Hi all,
I am banging my head against the wall on the following issue.
I have a Perl program that spawns 4 child processes and then waitpid for them to finish their work and exit. Up until two weeks ago everything was working fine - the child processes complete their tasks fine and then return one by one, and then the parent process exits. However, in the last two weeks one of the child processes (and which one exactly seems random) dies with an "out of memory" error. The parent process is about 100MB in size (RAM) when it spawns the 4 children. Each of the four children starts at at about 500MB (due to loading a lot of data in RAM) and then each grows to about 650MB. However, about 5min after the parent spawns the 4 children AND while they are all about 500MB in size one of the child dies and the selection of the child seems to be or no particular order. The process that croaks does process some of its assigned tasks before crashing and the data processed is not really the problem. I tried executing all the tasks that are split among the 4 processes by a single process and it works just fine. So the data and its splitting is not the issue.

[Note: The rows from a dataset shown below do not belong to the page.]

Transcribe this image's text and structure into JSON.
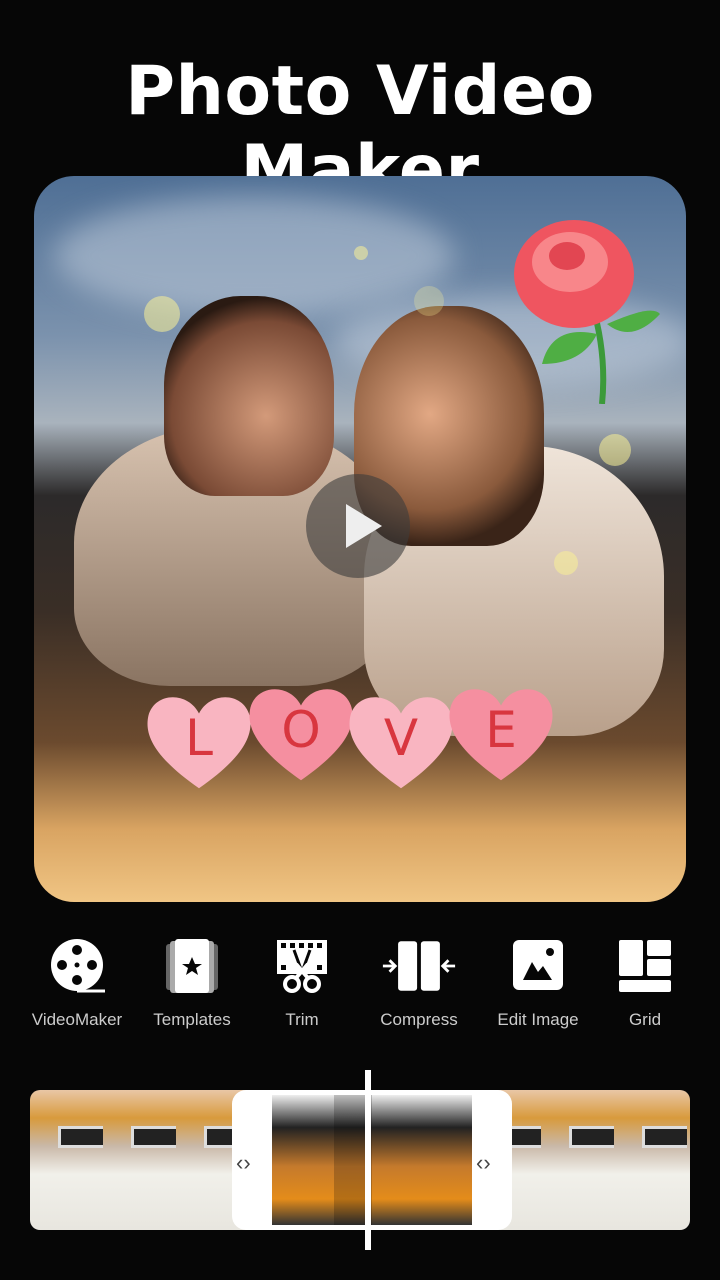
{
  "header": {
    "title": "Photo Video Maker"
  },
  "preview": {
    "sticker_letters": [
      "L",
      "O",
      "V",
      "E"
    ],
    "play_icon": "play-icon"
  },
  "tools": [
    {
      "label": "VideoMaker",
      "icon": "film-reel-icon"
    },
    {
      "label": "Templates",
      "icon": "templates-star-icon"
    },
    {
      "label": "Trim",
      "icon": "film-scissors-icon"
    },
    {
      "label": "Compress",
      "icon": "compress-arrows-icon"
    },
    {
      "label": "Edit Image",
      "icon": "image-icon"
    },
    {
      "label": "Grid",
      "icon": "grid-layout-icon"
    }
  ],
  "colors": {
    "background": "#060606",
    "text": "#ffffff",
    "label": "#cccccc"
  }
}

After a lot of searching and Googling, I noticed the fact the at the time of spawning by the parent the sum of the RAM taken by the 4 child process and the parent process is about 2GB (4*500MB + 100MB), which happens to be the process limit on a 32-bit machine. Could this be the cause or is it just a coincidence? I can't help but notice that when there was less data and the children were about 300MB in size each, everything worked just fine. Now, after one of the children croaks the other 3 continue working just fine and the parent dutifully waits for all of them and then exits without error.
If the issue is the parent-child relationship and size limit - is there a way around it? Would it help if the parent just exited and then the 4 children are adopted by init? Btw, the way I spawn process is just the fork() call from within Perl so nothing fancy in memory allocation going on here.
Any help will be appreciated.
Thx